Einer der ersten, der auf das Abschneiden von Le Pen reagierte, war der mit 3,5 Prozent weit abgeschlagene Kandidat der Kommunistischen Partei, Robert Hue. "Das verdient Frankreich nicht, eine katastrophale, traurige Nachricht", sagte er und sprach davon, dass das Ergebnis der ersten Wahlrunde dieser Präsidentschaftswahlen eine "totale Umstrukturierung der politischen Landschaft Frankreichs" bedeuten könnte, auch, weil noch nie bei einer Präsidentschaftswahl das Desinteresse der Wähler so groß war.

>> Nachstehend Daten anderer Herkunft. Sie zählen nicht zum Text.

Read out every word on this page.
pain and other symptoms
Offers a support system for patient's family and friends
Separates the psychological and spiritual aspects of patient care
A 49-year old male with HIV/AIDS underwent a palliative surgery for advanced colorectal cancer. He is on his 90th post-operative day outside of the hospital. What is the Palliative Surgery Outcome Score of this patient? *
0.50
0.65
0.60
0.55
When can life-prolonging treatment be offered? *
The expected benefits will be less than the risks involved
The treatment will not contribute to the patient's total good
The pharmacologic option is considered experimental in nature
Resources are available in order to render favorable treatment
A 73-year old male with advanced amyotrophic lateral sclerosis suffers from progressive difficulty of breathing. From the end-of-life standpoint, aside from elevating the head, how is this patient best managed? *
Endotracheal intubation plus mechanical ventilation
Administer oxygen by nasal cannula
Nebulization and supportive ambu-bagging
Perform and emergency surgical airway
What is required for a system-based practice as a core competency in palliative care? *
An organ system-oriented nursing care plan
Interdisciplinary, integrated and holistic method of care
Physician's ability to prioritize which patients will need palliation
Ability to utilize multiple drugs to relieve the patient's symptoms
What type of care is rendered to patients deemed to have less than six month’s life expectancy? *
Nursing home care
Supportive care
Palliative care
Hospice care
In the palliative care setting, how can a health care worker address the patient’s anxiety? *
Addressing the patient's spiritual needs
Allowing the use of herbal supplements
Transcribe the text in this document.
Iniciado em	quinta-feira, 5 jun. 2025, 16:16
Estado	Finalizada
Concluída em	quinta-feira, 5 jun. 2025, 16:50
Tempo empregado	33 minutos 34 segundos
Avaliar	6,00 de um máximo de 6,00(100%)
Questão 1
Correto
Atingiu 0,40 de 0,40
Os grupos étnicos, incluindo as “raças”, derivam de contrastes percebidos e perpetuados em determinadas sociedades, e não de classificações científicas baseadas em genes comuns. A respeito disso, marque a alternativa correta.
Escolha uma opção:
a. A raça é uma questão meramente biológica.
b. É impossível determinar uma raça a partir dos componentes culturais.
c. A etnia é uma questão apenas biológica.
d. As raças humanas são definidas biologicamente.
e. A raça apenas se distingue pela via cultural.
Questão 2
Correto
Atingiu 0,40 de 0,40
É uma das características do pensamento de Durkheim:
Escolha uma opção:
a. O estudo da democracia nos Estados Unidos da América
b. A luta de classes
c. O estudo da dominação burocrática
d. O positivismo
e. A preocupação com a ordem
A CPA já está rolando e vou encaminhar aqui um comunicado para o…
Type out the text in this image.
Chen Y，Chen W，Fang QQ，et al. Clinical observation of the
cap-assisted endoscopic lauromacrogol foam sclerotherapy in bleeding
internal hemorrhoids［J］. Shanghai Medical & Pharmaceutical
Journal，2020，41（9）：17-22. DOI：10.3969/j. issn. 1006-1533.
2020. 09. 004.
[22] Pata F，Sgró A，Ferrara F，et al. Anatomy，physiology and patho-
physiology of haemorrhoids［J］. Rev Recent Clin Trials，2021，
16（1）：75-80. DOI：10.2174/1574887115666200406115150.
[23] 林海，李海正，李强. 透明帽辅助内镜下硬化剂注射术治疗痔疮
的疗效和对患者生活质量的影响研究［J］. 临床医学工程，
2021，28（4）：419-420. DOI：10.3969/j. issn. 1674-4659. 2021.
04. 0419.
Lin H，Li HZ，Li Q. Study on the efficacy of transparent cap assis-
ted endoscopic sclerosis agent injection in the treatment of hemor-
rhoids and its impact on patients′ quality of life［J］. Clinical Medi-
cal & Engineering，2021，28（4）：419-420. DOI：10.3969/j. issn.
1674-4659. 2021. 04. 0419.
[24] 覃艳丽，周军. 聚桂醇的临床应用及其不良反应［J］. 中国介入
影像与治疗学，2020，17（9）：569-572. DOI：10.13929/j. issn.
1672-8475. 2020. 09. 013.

Mit einer Wahlbeteiligung von nur um die 70 Prozent war die Enthaltung der Wähler noch nie so hoch, eine schallende Ohrfeige für Frankreichs Spitzenpolitiker. Die Institute hatten diesen Trend wegen deren langweiliger und beinahe identischen Wahlkampagne zwar vorausgesagt, aber auch prophezeit, dass die Politikverdrossenheit der Franzosen zu einem hohen Anteil von Protestwählern für das linke Parteienlager führen würde. Auch in dieser Hinsicht bot diese Wahl etliche Überraschungen: Die häufig als drittplatzierte Vertreterin der trotzkistischen Partei Arbeiterkampf, Arlette Laguiller, erreichte nur 5,9 Prozent.